Marvelous, because having the cast of just 10 actors double as their own accompanying musicians lets us hear the wonderfully consonant dissonances of Sondheim's score more clearly than ever; stripping the music bare reveals its coolly coherent structure and seemingly effortless flow. And terrible, because without the technical dazzle of a big Broadway musical to distract us, the grim horror of Sweeney's story is laid bare, too.
It feels truer to the spirit of the piece, honestly, to do it this way, with boldly simple props and lighting on a nearly bare wooden stage, rather than as it appeared on Broadway in 1979, with a vast Victorian-factory set full of creepily ingenious contraptions. That was a stunning spectacle; this is a nightmare in a box. If we find it terrifying to be in that box, we also know that's exactly how we're supposed to feel.
What separates Sondheim's respectful admirers from his rabid devotees is the willingness to embrace his bleak, despairing vision of humanity, and that willingness has never been tested more strenuously than by "Sweeney Todd." This is, after all, a musical about a man who wreaks vengeance by butchering people with a razor and having his landlady bake them into pies. More than that, it's a musical that ends by declaring that Sweeney Todd is everywhere, that any of us, tormented enough by the powerful villains who control society, would turn as remorselessly murderous as he.
My own pessimism doesn't extend quite that far. So for all my admiration of "Sweeney Todd," which is considerable, its cruelty casts a chill over my enthusiasm. That said, Doyle's vision of the piece - closer to opera than to musical theater - makes it a clearer, sharper, and more subtly disturbing experience than before. He cuts with a scalpel, not an ax.
This first national tour also includes several actors from the New York production, along with veterans of other Sondheim shows, and their mastery of its instrumental and vocal demands helps the streamlined staging move with smooth precision. David Hess gives Sweeney Todd a truly frightening grin - cross Kelsey Grammer with Frankenstein's monster, and you've got the idea. His voice sounded a bit constrained in the high notes last night, but otherwise his air of barely contained destructive fury served to underscore the demon barber's frightening hunger for vengeance.

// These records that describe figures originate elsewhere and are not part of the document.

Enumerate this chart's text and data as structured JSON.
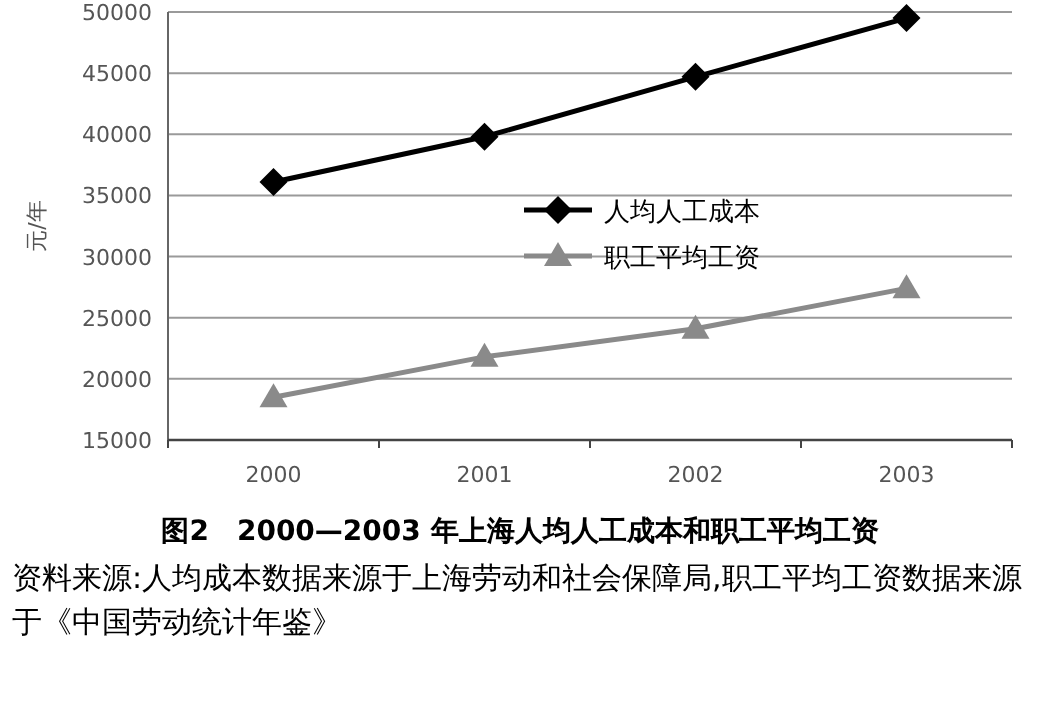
{
  "chart_data": {
    "type": "line",
    "title": "图2　2000—2003 年上海人均人工成本和职工平均工资",
    "ylabel": "元/年",
    "categories": [
      "2000",
      "2001",
      "2002",
      "2003"
    ],
    "series": [
      {
        "name": "人均人工成本",
        "color": "#000000",
        "marker": "diamond",
        "values": [
          36100,
          39800,
          44700,
          49500
        ]
      },
      {
        "name": "职工平均工资",
        "color": "#8a8a8a",
        "marker": "triangle",
        "values": [
          18500,
          21800,
          24100,
          27400
        ]
      }
    ],
    "ylim": [
      15000,
      50000
    ],
    "yticks": [
      15000,
      20000,
      25000,
      30000,
      35000,
      40000,
      45000,
      50000
    ],
    "grid": "y",
    "legend": "center",
    "annotations": [
      "资料来源:人均成本数据来源于上海劳动和社会保障局,职工平均工资数据来源于《中国劳动统计年鉴》"
    ]
  }
}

Judy Kaye, meanwhile, is nastily hilarious as the pie-baking Mrs. Lovett. In her Betty Crocker flip and Weimar fishnets, she's smilingly pragmatic, gleefully amoral, and amusing right up until she's terrifying. Kaye's rich voice and impeccable comedic skills do add a welcome warmth to some of her best moments: "A Little Priest," that classic marriage of wit and gore that closes the first act, and anything involving a tuba. The cellos wielded by the young lovers may seem like more likely instruments for this score, but, oh, that tuba. It's almost enough to make you burst into a healthy, unironic grin - "Todd" forbid.